Uptake rate, and even more, uptake mechanism are discussed to have a strong impact on the generation of ROS and the release of cytokines by AM. Zirconia or alumina treatment of blood-derived monocytes has been demonstrated to result in a reduced phagocytosis capacity of fluorescent latex beads and associated decrease in oxidative burst (Nkamgueu et al. 2000). Using various different particles, including quartz, residual oil fly ashes (ROFA), and TiO2, Imrich et al. (1999) showed a correlation between the number of internalized particles and ROS measured as enhanced DHR and hydro-ethidine fluorescence. In our current study, we investigated the relevance of uptake for ROS generation and TNF-α release in macrophages with a special focus on the involvement of actin. Flow cytometric analysis of intracellular ROS generation as well as measurement of extracellular radical generation by ESR showed conformance with results. Both methods demonstrated following quartz treatment a dose-dependent generation of ROS by macrophages in relation to the polymerisation of the cytoskeleton. Moreover, simultaneous measurement of uptake and DHR fluorescence showed a good correlation between increasing uptake rate and intracellular oxidative stress response, which assumes the necessity of either uptake itself or an intact actin framework for ROS production. Formation of ROS, specifically in the form of superoxide anion by phagocytes is a complex process, which is up to now, not completely understood. A variety of studies indicate the involvement of phagocytic receptors in ROS generation. For instance, neutrophilic oxidative burst following phagocytosis of complement opsonised yeast could be completely reduced by Cyt-B treatment (Granfeldt and Dahlgren 2001). In leukocytes, a network of diverse receptors (CR3, FcγIIR, FcγIIIR) is described which interact with the cytoskeleton resulting in the activation of NADPH oxidase and O 2 -production (Babior 1999). Our results demonstrating the involvement of the actin cytoskeleton in ROS generation are in line with the literature describing an influence of the actin cytoskeleton on the oxidative burst (Goldschmidt-Clermont and Moldovan 1999). An involvement of actin in ROS generation is also shown in endothelial cells by mechanotransduction (Ali et al. 2004).

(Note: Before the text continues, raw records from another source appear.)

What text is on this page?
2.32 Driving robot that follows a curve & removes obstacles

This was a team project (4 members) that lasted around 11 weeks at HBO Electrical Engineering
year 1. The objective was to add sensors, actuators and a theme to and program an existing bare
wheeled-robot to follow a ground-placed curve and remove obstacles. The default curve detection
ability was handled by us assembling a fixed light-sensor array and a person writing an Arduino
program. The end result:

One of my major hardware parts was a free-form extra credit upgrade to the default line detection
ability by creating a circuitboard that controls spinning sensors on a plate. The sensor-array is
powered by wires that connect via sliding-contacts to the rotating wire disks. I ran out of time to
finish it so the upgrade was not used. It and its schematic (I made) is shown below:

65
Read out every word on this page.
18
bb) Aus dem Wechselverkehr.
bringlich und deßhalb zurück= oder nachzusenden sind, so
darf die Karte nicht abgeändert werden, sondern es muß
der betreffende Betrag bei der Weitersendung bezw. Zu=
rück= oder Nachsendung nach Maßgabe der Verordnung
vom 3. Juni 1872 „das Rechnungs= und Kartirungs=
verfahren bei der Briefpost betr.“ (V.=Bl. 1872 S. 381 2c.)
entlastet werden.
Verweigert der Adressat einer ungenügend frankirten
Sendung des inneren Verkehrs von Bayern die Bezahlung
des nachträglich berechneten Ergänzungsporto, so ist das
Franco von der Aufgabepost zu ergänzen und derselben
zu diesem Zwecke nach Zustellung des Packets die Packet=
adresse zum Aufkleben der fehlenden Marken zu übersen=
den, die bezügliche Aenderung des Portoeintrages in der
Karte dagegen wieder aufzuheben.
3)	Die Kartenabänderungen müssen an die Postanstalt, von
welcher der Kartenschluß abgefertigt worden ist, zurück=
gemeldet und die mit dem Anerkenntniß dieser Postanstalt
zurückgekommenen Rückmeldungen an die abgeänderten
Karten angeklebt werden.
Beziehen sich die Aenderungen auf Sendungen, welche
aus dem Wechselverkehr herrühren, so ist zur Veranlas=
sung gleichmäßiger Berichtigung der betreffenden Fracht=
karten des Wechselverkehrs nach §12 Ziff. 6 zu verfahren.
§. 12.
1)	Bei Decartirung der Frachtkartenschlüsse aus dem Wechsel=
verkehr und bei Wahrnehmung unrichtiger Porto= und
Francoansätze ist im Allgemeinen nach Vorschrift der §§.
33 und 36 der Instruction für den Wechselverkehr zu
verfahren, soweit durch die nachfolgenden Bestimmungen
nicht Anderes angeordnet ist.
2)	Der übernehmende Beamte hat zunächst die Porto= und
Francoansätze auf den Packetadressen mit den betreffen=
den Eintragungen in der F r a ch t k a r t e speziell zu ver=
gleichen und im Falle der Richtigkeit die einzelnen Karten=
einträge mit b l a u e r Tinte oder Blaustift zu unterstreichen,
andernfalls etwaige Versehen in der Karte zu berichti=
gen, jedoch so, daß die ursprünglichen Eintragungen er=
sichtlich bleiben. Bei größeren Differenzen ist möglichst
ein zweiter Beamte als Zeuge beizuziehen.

Since ROS generation is also discussed to be involved in downstream events like the release of proinflammatory cytokines, exemplarily, TNF-α release was examined under consideration of the involvement of the cytoskeleton. In our study, DQ12 was found to cause a dose-dependent TNF-α release that could be completely blocked by inhibition of the cytoskeleton with Cyt-D. This indicates that the actin cytoskeleton may also be involved in the release of pro-inflammatory cytokines such as TNF-α. Actin requirement for TNF-α release is already shown in LPS-treated adherent human monocytes, whereas in the non-adherent fraction Cyt-D did not affect the secretion of TNF-α or IL-8 (Rosengart et al. 2002). On the other hand, TNF-α is also described to induce the actin cytoskeleton reorganization (Wojciak-Stothhard et al. 1998).

In conclusion, our study demonstrates the involvement of the actin framework in the phagocytic process of quartz particles. Our studies also suggest that actin may mediate DQ12-induced generation of ROS and TNF-α release. However, further mechanistic studies are required to demonstrate the active involvement of the cytoskeleton in phagocytic signalling pathways leading to these proinflammatory responses. Therefore, our current investigations focus on the involvement of phagocytotic receptors and their downstream signalling cascades which might be important events leading to particle-induced inflammation.